Director-General of Investment Promotion at Invest Hong Kong, Mr Mike Rowse, said that 2004 was Hong Kong’s most successful year ever for investment promotion. Invest Hong Kong assisted 205 foreign and Mainland companies to set up or expand operations in Hong Kong last year. By the year's end, 5,943 mainland and overseas companies had either regional headquarters, a regional office or a local office in the city. The figure is up from 5,414 in 2003 and 4,867 in 2002.

Mr Rowse also noted that inward investment has stayed on the upswing. At the end of June, Invest Hong Kong had assisted 144 companies to invest or expand in Hong Kong, achieving more than half of its annual target of 220 and representing a healthy 13.4% increase from the same period last year.

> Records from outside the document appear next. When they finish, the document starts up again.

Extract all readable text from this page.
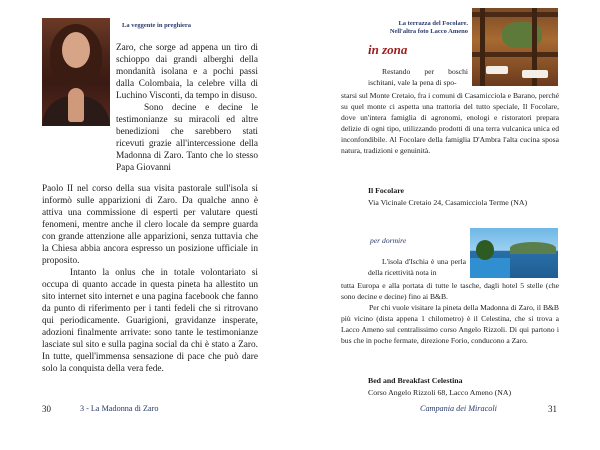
La veggente in preghiera

Zaro, che sorge ad appena un tiro di schioppo dai grandi alberghi della mondanità isolana e a pochi passi dalla Colombaia, la celebre villa di Luchino Visconti, da tempo in disuso.

Sono decine e decine le testimonianze su miracoli ed altre benedizioni che sarebbero stati ricevuti grazie all'intercessione della Madonna di Zaro. Tanto che lo stesso Papa Giovanni

Paolo II nel corso della sua visita pastorale sull'isola si informò sulle apparizioni di Zaro. Da qualche anno è attiva una commissione di esperti per valutare questi fenomeni, mentre anche il clero locale da sempre guarda con grande attenzione alle apparizioni, senza tuttavia che la Chiesa abbia ancora espresso un posizione ufficiale in proposito.

Intanto la onlus che in totale volontariato si occupa di quanto accade in questa pineta ha allestito un sito internet sito internet e una pagina facebook che fanno da punto di riferimento per i tanti fedeli che si ritrovano qui periodicamente. Guarigioni, gravidanze insperate, adozioni finalmente arrivate: sono tante le testimonianze lasciate sul sito e sulla pagina social da chi è stato a Zaro. In tutte, quell'immensa sensazione di pace che può dare solo la conquista della vera fede.

30	3 - La Madonna di Zaro
La terrazza del Focolare.
Nell'altra foto Lacco Ameno
in zona

Restando per boschi ischitani, vale la pena di spo-

starsi sul Monte Cretaio, fra i comuni di Casamicciola e Barano, perché su quel monte ci aspetta una trattoria del tutto speciale, Il Focolare, dove un'intera famiglia di agronomi, enologi e ristoratori prepara delizie di ogni tipo, utilizzando prodotti di una terra vulcanica unica ed inconfondibile. Al Focolare della famiglia D'Ambra l'alta cucina sposa natura, tradizioni e genuinità.

Il Focolare
Via Vicinale Cretaio 24, Casamicciola Terme (NA)
per dormire

L'isola d'Ischia è una perla della ricettività nota in

tutta Europa e alla portata di tutte le tasche, dagli hotel 5 stelle (che sono decine e decine) fino ai B&B.

Per chi vuole visitare la pineta della Madonna di Zaro, il B&B più vicino (dista appena 1 chilometro) è il Celestina, che si trova a Lacco Ameno sul centralissimo corso Angelo Rizzoli. Di qui partono i bus che in poche fermate, direzione Forio, conducono a Zaro.

Bed and Breakfast Celestina
Corso Angelo Rizzoli 68, Lacco Ameno (NA)
Campania dei Miracoli	31
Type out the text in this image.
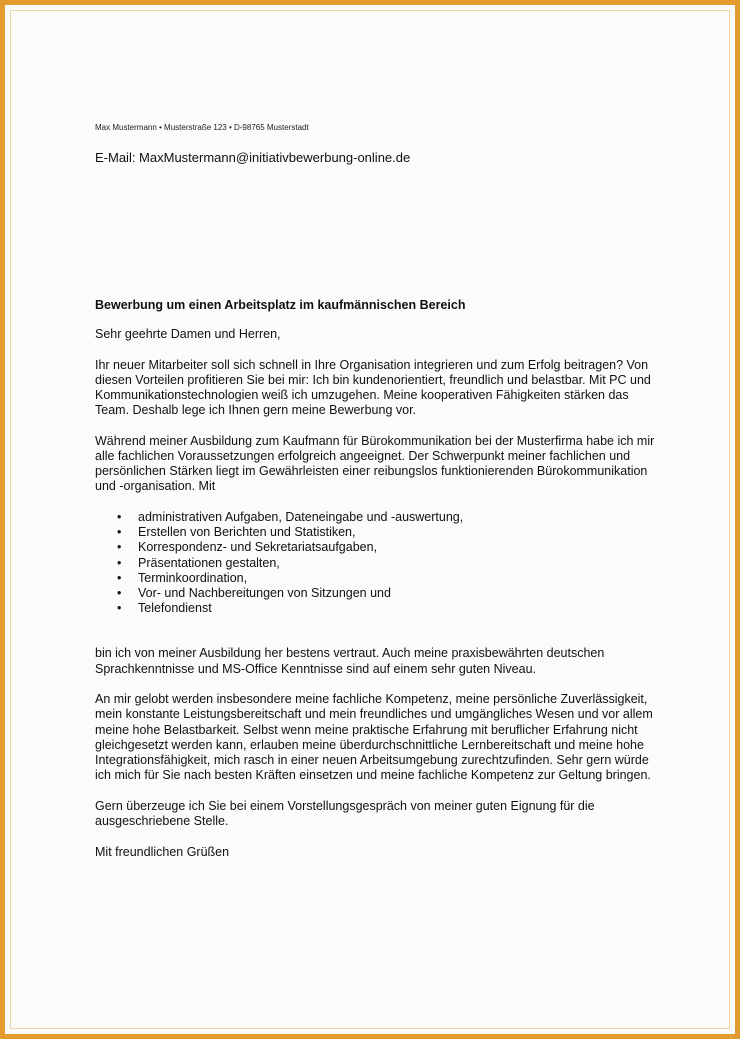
Max Mustermann • Musterstraße 123 • D-98765 Musterstadt
E-Mail: MaxMustermann@initiativbewerbung-online.de
Bewerbung um einen Arbeitsplatz im kaufmännischen Bereich

Sehr geehrte Damen und Herren,

Ihr neuer Mitarbeiter soll sich schnell in Ihre Organisation integrieren und zum Erfolg beitragen? Von diesen Vorteilen profitieren Sie bei mir: Ich bin kundenorientiert, freundlich und belastbar. Mit PC und Kommunikationstechnologien weiß ich umzugehen. Meine kooperativen Fähigkeiten stärken das Team. Deshalb lege ich Ihnen gern meine Bewerbung vor.

Während meiner Ausbildung zum Kaufmann für Bürokommunikation bei der Musterfirma habe ich mir alle fachlichen Voraussetzungen erfolgreich angeeignet. Der Schwerpunkt meiner fachlichen und persönlichen Stärken liegt im Gewährleisten einer reibungslos funktionierenden Bürokommunikation und -organisation. Mit

• administrativen Aufgaben, Dateneingabe und -auswertung,
• Erstellen von Berichten und Statistiken,
• Korrespondenz- und Sekretariatsaufgaben,
• Präsentationen gestalten,
• Terminkoordination,
• Vor- und Nachbereitungen von Sitzungen und
• Telefondienst

bin ich von meiner Ausbildung her bestens vertraut. Auch meine praxisbewährten deutschen Sprachkenntnisse und MS-Office Kenntnisse sind auf einem sehr guten Niveau.

An mir gelobt werden insbesondere meine fachliche Kompetenz, meine persönliche Zuverlässigkeit, mein konstante Leistungsbereitschaft und mein freundliches und umgängliches Wesen und vor allem meine hohe Belastbarkeit. Selbst wenn meine praktische Erfahrung mit beruflicher Erfahrung nicht gleichgesetzt werden kann, erlauben meine überdurchschnittliche Lernbereitschaft und meine hohe Integrationsfähigkeit, mich rasch in einer neuen Arbeitsumgebung zurechtzufinden. Sehr gern würde ich mich für Sie nach besten Kräften einsetzen und meine fachliche Kompetenz zur Geltung bringen.

Gern überzeuge ich Sie bei einem Vorstellungsgespräch von meiner guten Eignung für die ausgeschriebene Stelle.

Mit freundlichen Grüßen
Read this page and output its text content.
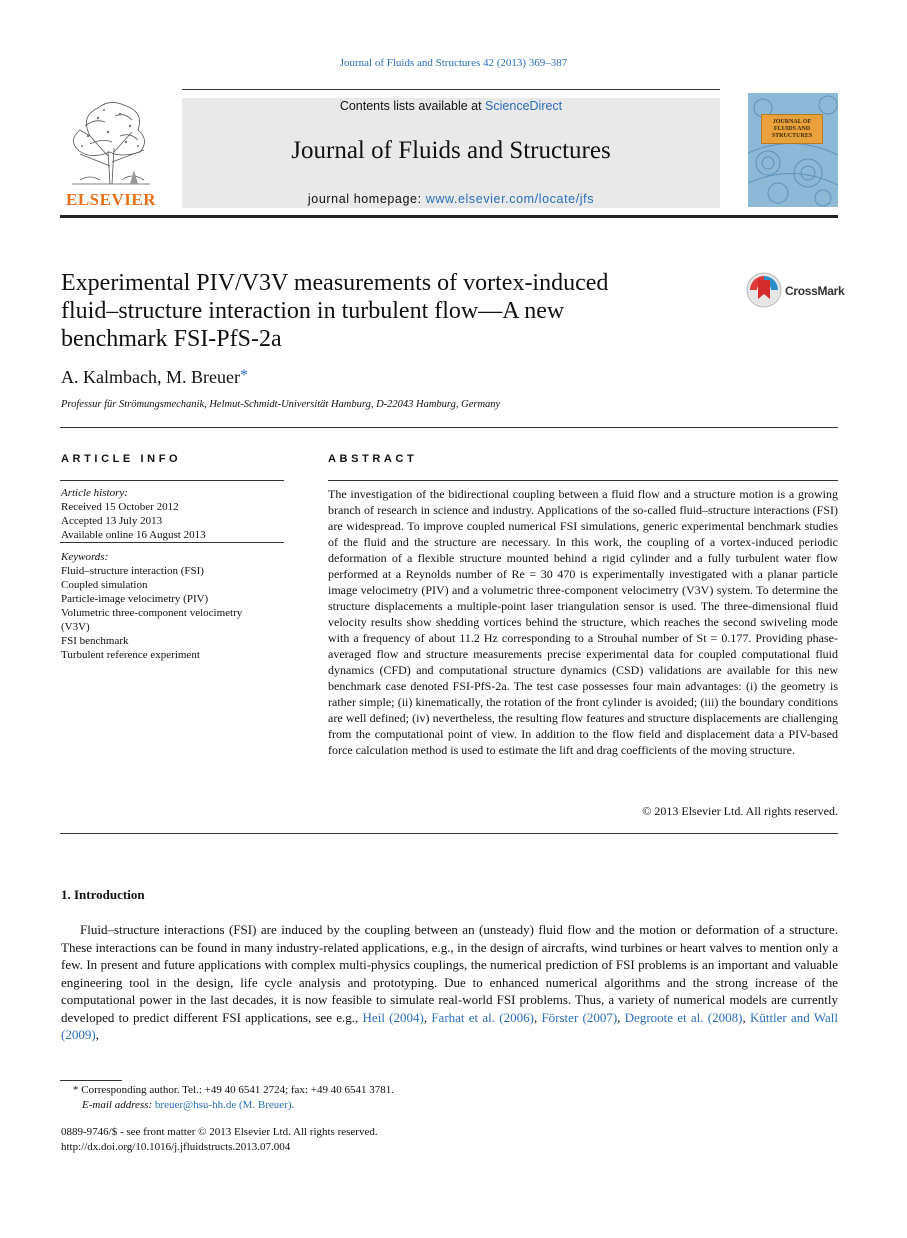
Journal of Fluids and Structures 42 (2013) 369–387
ELSEVIER
Contents lists available at ScienceDirect
Journal of Fluids and Structures
journal homepage: www.elsevier.com/locate/jfs
JOURNAL OF
FLUIDS AND
STRUCTURES
Experimental PIV/V3V measurements of vortex-induced
fluid–structure interaction in turbulent flow—A new
benchmark FSI-PfS-2a
CrossMark
A. Kalmbach, M. Breuer*
Professur für Strömungsmechanik, Helmut-Schmidt-Universität Hamburg, D-22043 Hamburg, Germany
ARTICLE INFO	ABSTRACT
Article history:
Received 15 October 2012
Accepted 13 July 2013
Available online 16 August 2013
Keywords:
Fluid–structure interaction (FSI)
Coupled simulation
Particle-image velocimetry (PIV)
Volumetric three-component velocimetry
(V3V)
FSI benchmark
Turbulent reference experiment
The investigation of the bidirectional coupling between a fluid flow and a structure motion is a growing branch of research in science and industry. Applications of the so-called fluid–structure interactions (FSI) are widespread. To improve coupled numerical FSI simulations, generic experimental benchmark studies of the fluid and the structure are necessary. In this work, the coupling of a vortex-induced periodic deformation of a flexible structure mounted behind a rigid cylinder and a fully turbulent water flow performed at a Reynolds number of Re = 30 470 is experimentally investigated with a planar particle image velocimetry (PIV) and a volumetric three-component velocimetry (V3V) system. To determine the structure displacements a multiple-point laser triangulation sensor is used. The three-dimensional fluid velocity results show shedding vortices behind the structure, which reaches the second swiveling mode with a frequency of about 11.2 Hz corresponding to a Strouhal number of St = 0.177. Providing phase-averaged flow and structure measurements precise experimental data for coupled computational fluid dynamics (CFD) and computational structure dynamics (CSD) validations are available for this new benchmark case denoted FSI-PfS-2a. The test case possesses four main advantages: (i) the geometry is rather simple; (ii) kinematically, the rotation of the front cylinder is avoided; (iii) the boundary conditions are well defined; (iv) nevertheless, the resulting flow features and structure displacements are challenging from the computational point of view. In addition to the flow field and displacement data a PIV-based force calculation method is used to estimate the lift and drag coefficients of the moving structure.
© 2013 Elsevier Ltd. All rights reserved.
1. Introduction
Fluid–structure interactions (FSI) are induced by the coupling between an (unsteady) fluid flow and the motion or deformation of a structure. These interactions can be found in many industry-related applications, e.g., in the design of aircrafts, wind turbines or heart valves to mention only a few. In present and future applications with complex multi-physics couplings, the numerical prediction of FSI problems is an important and valuable engineering tool in the design, life cycle analysis and prototyping. Due to enhanced numerical algorithms and the strong increase of the computational power in the last decades, it is now feasible to simulate real-world FSI problems. Thus, a variety of numerical models are currently developed to predict different FSI applications, see e.g., Heil (2004), Farhat et al. (2006), Förster (2007), Degroote et al. (2008), Küttler and Wall (2009),
* Corresponding author. Tel.: +49 40 6541 2724; fax: +49 40 6541 3781.
E-mail address: breuer@hsu-hh.de (M. Breuer).
0889-9746/$ - see front matter © 2013 Elsevier Ltd. All rights reserved.
http://dx.doi.org/10.1016/j.jfluidstructs.2013.07.004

These projects led to the immediate creation of more than 1,400 jobs. The same investors plan to create over 3,000 additional jobs in the next two years. Initial investment by these companies investment topped $1.5 billion.

“CEPA had a clearly positive impact on attracting investors,” Mr Rowse said. “A quarter of the companies we have assisted so far this year told us that CEPA played an important role in their decision to invest here.”

“We continue to see increased interest from Mainland companies in using Hong Kong as a springboard to overseas markets,” he said. “It has been 12 months since the implementation of the Ministry of Commerce’s investment facilitation policy for Mainland enterprises to invest in Hong Kong. Between September 1, 2004 and August 15, 2005, 257 Mainland enterprises were granted approval to invest in Hong Kong, according to the Ministry. These projects involve an investment amount of $8.03 billion (US$1.03 billion).”

Mainland companies made up 17% of the department’s completed projects in the first six months, and now constitute around 20% of the current live case-load.

“At the same time, our traditional source markets of investment projects including the Asia-Pacific, Europe and North America, continue to be key contributors to our economy,” Mr Rowse said. They represented 36%, 25% and 19%, respectively, of our total number of projects in the first six months.”

The department is optimistic that the results of investment promotion in 2005 will reflect a steady growth.

“We believe that the opening of new large-scale facilities in Hong Kong later this year, such as Hong Kong Disneyland and AsiaWorld-Expo, will have a positive impact on the growth of various sectors in Hong Kong. Moreover, we have successfully won some significant inward investment projects for Hong Kong in the past few months. We expect these projects will be completed in the next 12 to 18 months.”